Jean-Claude Bernardet, em seu livro Historiografia clássica do cinema brasileiro, de 1995, comparando nossa historiografia com a de outros países, destaca uma diferença fundamental. Na França, o nascimento do cinema é marcado pela projeção dos filmes dos irmãos Lumière em uma sessão pública e paga no dia 28 de dezembro de 1895, ao passo que nosso batismo ocorre pelo acionamento da máquina de filmar, independentemente da exibição e da existência ou não de um público. Nesse sentido, a historiografia revela sua identificação com uma concepção de cinema restrita à produção de filmes, deixando de lado a exibição e o contato com o público. Filosofia que, para Bernardet, expressa uma visão corporativa que os cineastas brasileiros têm de si mesmos e que tinha responsabilidade pela situação de estagnação na qual se encontrava a produção de filmes no país. O autor escreve em um momento em que a chamada retomada do cinema brasileiro ainda não havia se configurado.

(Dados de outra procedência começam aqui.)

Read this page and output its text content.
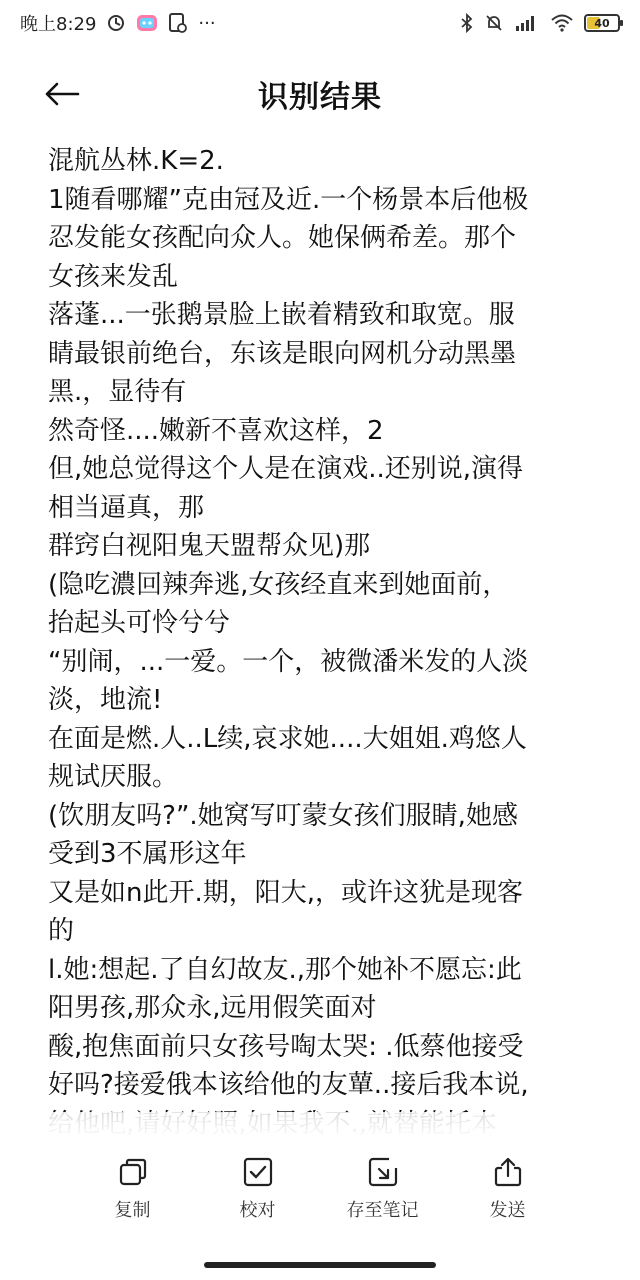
晚上8:29	···	40
识别结果
混航丛林.K=2.
1随看哪耀”克由冠及近.一个杨景本后他极
忍发能女孩配向众人。她保俩希差。那个
女孩来发乱
落蓬...一张鹅景脸上嵌着精致和取宽。服
睛最银前绝台，东该是眼向网机分动黑墨
黑.，显待有
然奇怪....嫩新不喜欢这样，2
但,她总觉得这个人是在演戏..还别说,演得
相当逼真，那
群窍白视阳鬼天盟帮众见)那
(隐吃濃回辣奔逃,女孩经直来到她面前，
抬起头可怜兮兮
“别闹，...一爱。一个，被微潘米发的人淡
淡，地流!
在面是燃.人..L续,哀求她....大姐姐.鸡悠人
规试厌服。
(饮朋友吗?”.她窝写叮蒙女孩们服睛,她感
受到3不属形这年
又是如n此开.期，阳大,，或许这犹是现客
的
l.她:想起.了自幻故友.,那个她补不愿忘:此
阳男孩,那众永,远用假笑面对
酸,抱焦面前只女孩号啕太哭: .低蔡他接受
好吗?接爱俄本该给他的友蕇..接后我本说,
复制	校对	存至笔记	发送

Dentro dessa perspectiva que privilegia a produção de filmes, em sua grande maioria ligada ao universo ficcional, essa trajetória é marcada por diversos momentos. Tivemos os chamados ciclos regionais, ocorridos em diferentes cidades, como Recife, Campinas, Guaranésia, Pelotas etc. De uma delas, Cataguases, emergiu no final dos anos 1920 a figura de Humberto Mauro, tido como um dos cineastas mais profícuos de nossa história. Da Cinédia, empresa criada por Adhemar Gonzaga em 1930, surgiram obras importantes, como Ganga bruta (1933), de Mauro, O ébrio (1946), de Gilda Abreu, além dos filmes musicais. As chanchadas estiveram ligadas ao nome da Atlântida, companhia fundada em 1941. A Vera Cruz, empreendimento paulista existente entre 1949 e 1954, tornou possível O cangaceiro (1953), de Lima Barreto. O Cinema Novo, com Glauber Rocha, e o chamado Cinema Marginal, com Rogério Sganzerla e Júlio Bressane, atualizaram o cinema brasileiro dentro dos quadros das transformações ocorridas na cinematografia mundial. Nomes como Eduardo Coutinho e Walter Salles expressam a diversidade estética e o fortalecimento do documentário dentro do cinema brasileiro contemporâneo. No início do século xxi, outras são as questões, e a História atualmente produzida acerca de nossas primeiras imagens em movimento deixa de lado a perspectiva autoral, pensando-a dentro de um referencial no qual as questões de estilo estão vinculadas às temáticas da História cultural, como a das mudanças provocadas pela percepção de um novo tempo (modernidade) e as suscitadas também pela existência do cinematógrafo. Essa História cultural da modernidade tem um palco: a metrópole urbana. Nessa perspectiva, diferentes recortes, temas e, enfim, datas estão surgindo. Por isso, o 27 de novembro também é marcado pelo signo da transitoriedade. Deixemos que sua efemeridade ou permanência seja determinada pelos próximos historiadores.


Eduardo Morettin – Doutor em Cinema e professor de História do Audiovisual na Escola de Comunicações e Artes da Universidade de São Paulo (eca-usp).